Occorre agire in tempi rapidi, per evitare che una nuova ondata di crisi sovrane, resa più probabile dall’impatto della pandemia, si trascini per anni, con costi che non possono far altro che aumentare. La comunità internazionale è intervenuta tempestivamente e lo scorso aprile ha sospeso la spesa per il rimborso del debito dovuta ai paesi creditori fino alla fine 2021.

Sebbene maggiore liquidità aiuti la gestione della crisi, si tratta al più di una soluzione temporanea, che spesso non elimina la necessità di una vera e propria ristrutturazione del debito. Un nuovo accordo stipulato lo scorso novembre tra i maggiori paesi creditori è un passo nella giusta direzione, diretto a promuovere la cooperazione tra i creditori per coordinare le operazioni di ristrutturazione del debito per i paesi a rischio di solvibilità.

Molti osservatori sottolineano che questo approccio non considera la necessità di offrire la riduzione del debito (fino a un livello considerato sostenibile) come un’opportunità per incentivare i paesi debitori a investire nella transizione ecologica.

Così come a fine anni Novanta la cancellazione del debito venne decisa a condizione che i paesi adottassero politiche mirate ad allocare una parte considerevole del budget a politiche per la riduzione della povertà e a spese in sanità e istruzione, oggi si tratta di orientare i risparmi di spesa verso investimenti che possano facilitare il raggiungimento degli obietti dell’accordo per il clima di Parigi e quelli per lo sviluppo sostenibile fissati dalle Nazioni Unite per il 2030.

Adattarsi e cambiare

D’altro canto, non è scontato che questa sia la soluzione ottimale per i tutti i paesi debitori.

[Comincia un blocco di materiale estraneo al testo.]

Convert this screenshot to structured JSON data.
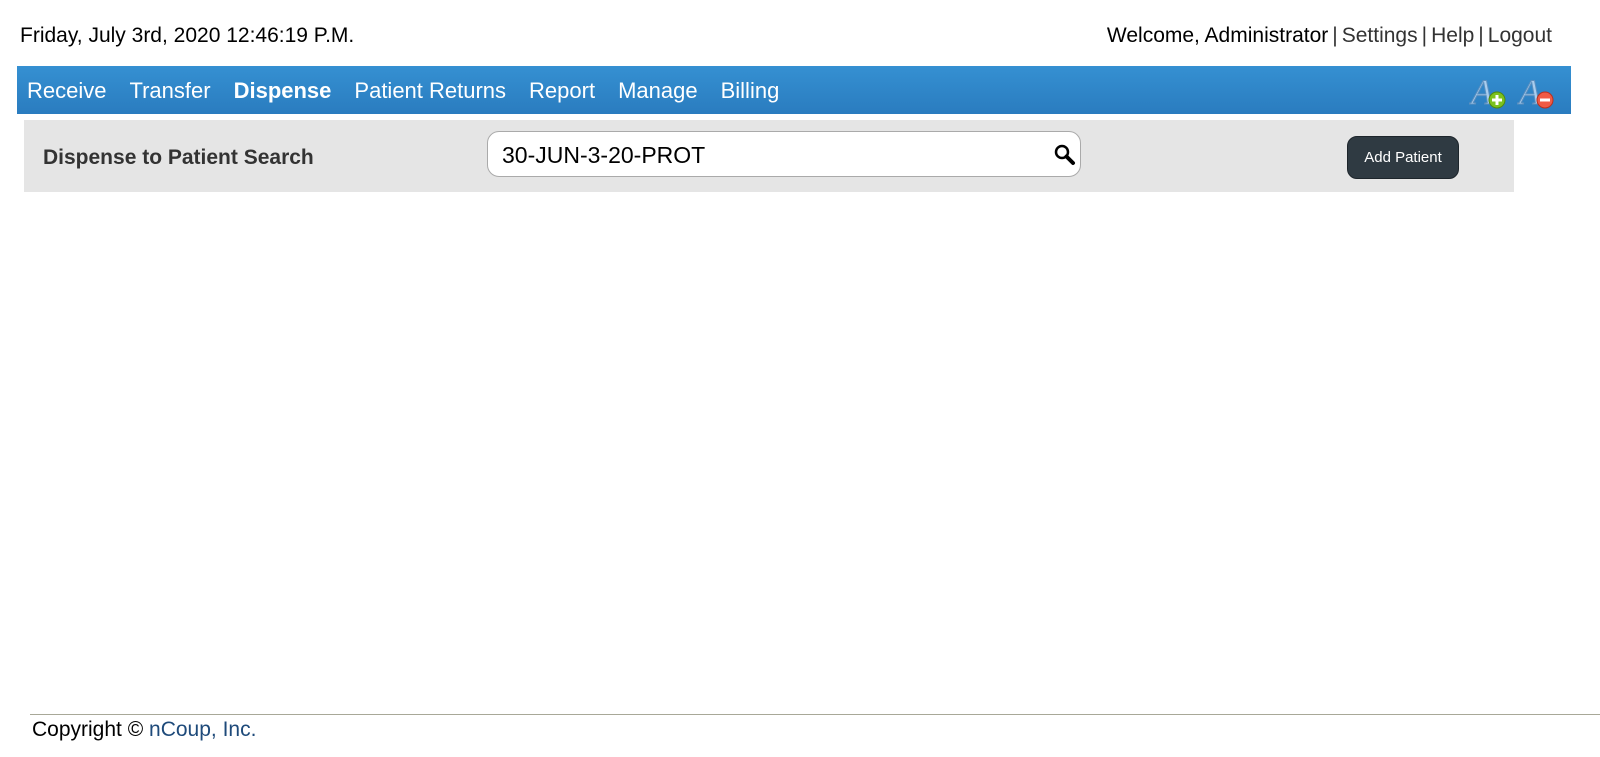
{
  "header": {
    "datetime": "Friday, July 3rd, 2020 12:46:19 P.M.",
    "welcome": "Welcome, Administrator",
    "separator": "|",
    "settings": "Settings",
    "help": "Help",
    "logout": "Logout"
  },
  "nav": {
    "items": [
      "Receive",
      "Transfer",
      "Dispense",
      "Patient Returns",
      "Report",
      "Manage",
      "Billing"
    ],
    "active": "Dispense",
    "icons": [
      "font-size-increase-icon",
      "font-size-decrease-icon"
    ],
    "color": "#2f86c9"
  },
  "panel": {
    "title": "Dispense to Patient Search",
    "search_value": "30-JUN-3-20-PROT",
    "add_patient": "Add Patient"
  },
  "footer": {
    "copyright": "Copyright ©",
    "company": "nCoup, Inc."
  }
}
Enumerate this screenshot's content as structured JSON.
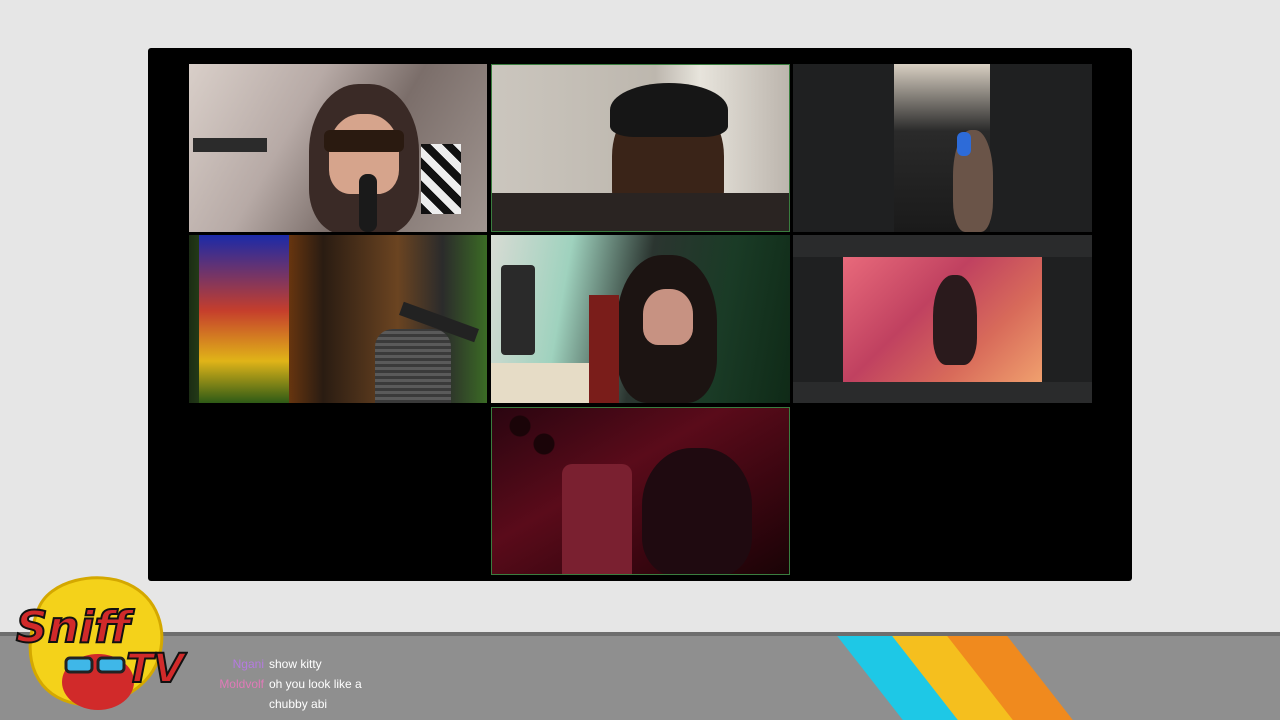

Mentre investimenti in climate adaptation sono fondamentali per paesi particolarmente esposti ai rischi climatici, in altri contesti, soprattutto in un momento in cui molti governi si trovano a dover affrontare gli effetti drammatici del Covid-19, non è ovvio che l’obiettivo principale nel breve termine debbano essere investimenti green. In particolare, si potrebbe obiettare che queste politiche ricordano un approccio paternalistico che ha spesso caratterizzato la cooperazione internazionale.

Tuttavia, in questo caso la presenza di esternalità, ovvero il fatto che investire nella transizione ecologica genera benefici anche ad altri paesi e alla collettività, è un aspetto importante che può contribuire a giustificare la scelta di condizionare la riduzione del debito all’adozione di politiche volte a mitigare le conseguenze negative dei cambiamenti climatici.

Per conciliare obiettivi sanitari e economici di breve periodo con quelli di sviluppo sostenibile di lungo periodo, si potrebbe, da un lato, salvaguardare una limitata discrezionalità di spesa durante la fase recessiva e, dall’altro, richiedere un impegno preciso e definito ad adottare – al termine della crisi – politiche dirette a considerare l’impatto del cambiamento climatico sull’economia e a favorire la transizione verso un modello di crescita sostenibile.

 Al tempo stesso, è fondamentale promuovere una maggiore consapevolezza dei rischi climatici e dei loro effetti sull’economia. A questo proposito, un’emissione di titoli di stato che consentano la sospensione dei pagamenti in caso di disastri naturali consentirebbero una migliore gestione dei rischi climatici.

Nell’immediato, è necessario che tutti i creditori, incluso il settore privato, forniscano di una risposta rapida e ampia alla crisi attuale.

Un prolungamento delle processo di ristrutturazione del debito non è nell’interesse né dei paesi debitori né dei creditori, poiché crea incertezza, rallenta la crescita e ritarda il raggiungimento degli obiettivi di sviluppo sostenibile.